Pattern 1: Prompt Engineering

Definition: Optimizing inputs to improve responses from a pre-trained model without modifying the model itself.
Architecture Overview: Users interact via a web app, where structured prompts are sent to the underlying model (SaaS, OSS, or fine-tuned).

When Does Prompt Engineering Work?

Best for rapid deployment and general applications.
Suitable when domain customization is needed without costly retraining.

Limitations of Prompt Engineering

Struggles in dynamic environments where data continuously evolves.
Memory limitations: Once fine-tuned, the model does not automatically adapt to new information.

Use Cases:

Define application boundaries to ensure AI-generated responses remain within relevant topics.

Pattern 2: Retrieval-Augmented Generation (RAG)

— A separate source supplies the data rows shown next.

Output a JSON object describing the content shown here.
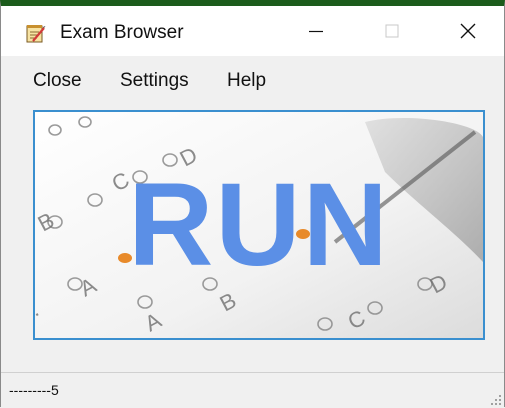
{
  "window": {
    "title": "Exam Browser",
    "icon": "notepad-icon",
    "controls": {
      "minimize_icon": "minimize-icon",
      "maximize_icon": "maximize-icon",
      "close_icon": "close-icon"
    }
  },
  "menu": {
    "items": [
      {
        "label": "Close"
      },
      {
        "label": "Settings"
      },
      {
        "label": "Help"
      }
    ]
  },
  "main": {
    "run_label": "RUN",
    "run_color": "#5b8fe6",
    "border_color": "#3a8fcf"
  },
  "status": {
    "text": "---------5"
  },
  "colors": {
    "titlebar_border": "#1c5c1c",
    "background": "#f0f0f0"
  }
}
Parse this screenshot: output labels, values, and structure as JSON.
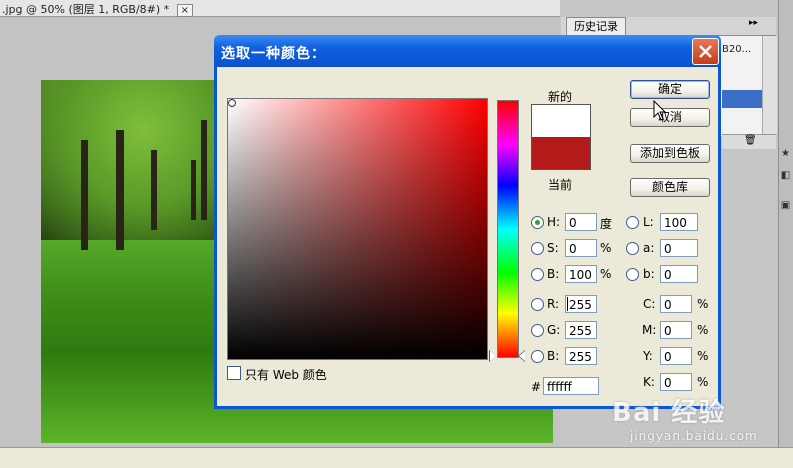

Definition: Enhances AI responses by dynamically retrieving relevant data before generation.

RAG Architecture:

User submits a query.
A vector database (e.g., Pinecone, ChromaDB, Databricks) retrieves relevant context.
Retrieved context is appended to the query and passed to the LLM.
The AI generates a context-aware response.

When Does RAG Work Well?

When domain knowledge needs frequent updates without retraining.
When specialized, context-aware responses are required.

Limitations of RAG:

Requires fine-tuning of retrieval mechanisms, embedding models, and pipeline design.
Longer development cycles due to increased complexity.

Use Case:

To retrieve historical records for context-aware AI responses using vector databases

Pattern 3: Agents (Compound AI Systems)

Definition: AI agents that dynamically break down complex queries, reason through multiple steps, and orchestrate workflows using specialized tools.

How Agents Work:

User query is received.
The agent determines necessary subtasks.
The agent selects and invokes relevant tools.
The final response is generated based on the outputs of each tool.

Use Cases for Agents:

Complex scenarios like A user asks an AI agent tobook a ticket to Paris, book a hotel and prepare for all the activities during the day.

Role of LLM in Compound Systems:

Decision-making: Determines required tools and processes.
Workflow orchestration: Dynamically sequences tasks for complex problem-solving.
Tool optimization: Minimizes unnecessary computational overhead.

Why Agents Matter?

Enables multi-step AI-to-AI interaction.
Provides better task-specific expertise.
Enhances user experience with precise, contextual answers.

Use Case:

To deploy an AI assistant for users to generate documents and manage scheduling workflows.

Databricks Genie: A Simple Agentic System

Definition: A specialized agent designed for answering structured data queries using predefined functions (trusted assets).

Key Features:

Provides verified, structured responses.
Uses predefined tools and example queries to ensure accuracy.

Common Use Cases for Gen AI Today

Chatbots for Q&A
Personalized Recommendations
Document Generation
Automated Summarization
Decision Support Systems

This roadmap outlines the journey from using generic SaaS models to fully customized AI solutions. Organizations must carefully evaluate their needs, costs, and technical feasibility to determine the best Gen AI approach for their use case.